Phoenix is in ashes with a decline of more than 50%; time will tell if it can live up to its name and rise again. What is striking is that the three cities where Finance is the most prominent industry -- New York, Boston and Charlotte -- are all towards the least damaged end of the spectrum.



So is there anything we can tell from the pattern of price declines across these different markets? Was it a question of how big the bubble was in the first place? Perhaps -- Dallas was the second-least-bubbly market based on its peak CS index level of 126.47, and Charlotte was number four at 135.88 (all the indexes equaled 100 1/2000).
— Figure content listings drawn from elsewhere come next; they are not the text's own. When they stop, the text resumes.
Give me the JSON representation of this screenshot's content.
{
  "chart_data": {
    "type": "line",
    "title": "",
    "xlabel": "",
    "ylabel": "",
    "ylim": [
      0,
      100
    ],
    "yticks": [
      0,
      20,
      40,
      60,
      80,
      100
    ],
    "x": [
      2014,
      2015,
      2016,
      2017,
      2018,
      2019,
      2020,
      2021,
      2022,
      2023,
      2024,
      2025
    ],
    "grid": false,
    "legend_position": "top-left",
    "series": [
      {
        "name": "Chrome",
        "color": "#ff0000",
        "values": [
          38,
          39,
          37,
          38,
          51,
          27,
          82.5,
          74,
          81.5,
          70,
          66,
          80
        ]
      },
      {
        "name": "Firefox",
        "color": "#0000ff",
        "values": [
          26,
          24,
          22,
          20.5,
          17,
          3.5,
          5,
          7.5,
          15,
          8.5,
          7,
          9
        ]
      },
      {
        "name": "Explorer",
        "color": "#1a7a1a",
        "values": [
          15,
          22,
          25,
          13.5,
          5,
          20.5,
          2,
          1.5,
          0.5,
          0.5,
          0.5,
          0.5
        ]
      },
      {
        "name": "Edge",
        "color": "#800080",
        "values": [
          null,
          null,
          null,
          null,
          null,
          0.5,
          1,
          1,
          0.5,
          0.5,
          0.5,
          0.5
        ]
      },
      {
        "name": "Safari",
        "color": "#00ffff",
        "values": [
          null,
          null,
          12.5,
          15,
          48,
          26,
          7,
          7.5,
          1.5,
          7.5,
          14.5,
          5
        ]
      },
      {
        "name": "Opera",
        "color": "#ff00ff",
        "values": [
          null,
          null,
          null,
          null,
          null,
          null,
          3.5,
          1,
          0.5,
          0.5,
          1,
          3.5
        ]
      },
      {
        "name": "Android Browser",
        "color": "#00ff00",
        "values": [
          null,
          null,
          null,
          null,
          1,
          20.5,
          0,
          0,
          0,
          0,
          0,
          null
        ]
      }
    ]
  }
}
Cleveland (123.24) Detroit (127.05) and Atlanta (136.47) round out the remainder of the non bubbly quartile, and only Detroit is down more than 40% from its peak.

A strong case can be made that given the troubles of the Auto industry that it is a special case. Cleveland and Atlanta have fared somewhat better than most cities, but not by a huge margin. On the other hand, the most bubbly markets are well represented in the biggest declines from peak group. Miami was the most bubbly with a peak index value of 280.87, followed by L.A. (273.94), Washington D.C. (251.07), San Diego (250.34) and Tampa (238.09). Three of those cities are in the down over 40% club and Tampa seems to be applying for membership.

In addition to the top five, four other cities had peak index values of over 200, and three of them are in the down 40% club (Phoenix, Las Vegas and San Francisco). New York is the one anomaly there. It is the one true bubble market that has not popped hard.

In general, the hardest-hit markets also hit their peaks earlier than the ones that have held up better. Four cities peaked out in late 2005, of which only Boston is holding up better than most. San Diego, San Francisco and Detroit were the other early peakers.

Five cities, on the other hand, did not hit their peak until the summer of 2007 -- Charlotte, Portland, Seattle, Dallas and Atlanta -- all of which are clustered towards the least affected end of the graph. Are they just behind the curve?  I suspect that may be the case.

I suspect that the New York market is the most vulnerable at this point. The Pacific Time Zone cities have already seen most of the damage done. Dallas, Charlotte, Atlanta and Denver never got too out of hand on the upside. New York, and to a lesser extent Boston, did experience full-scale bubble pricing, but have yet to really feel the pain.

This would be very bad news to banks with big exposures to those two markets. Citibank (C - Analyst Report) and J.P. Morgan (JPM - Analyst Report) have very large presences in New York, and Bank of America (BAC - Analyst Report) has a big share in Boston. However, perhaps the most vulnerable would be a smaller bank like Hudson City Bancorp (HCBK - Analyst Report).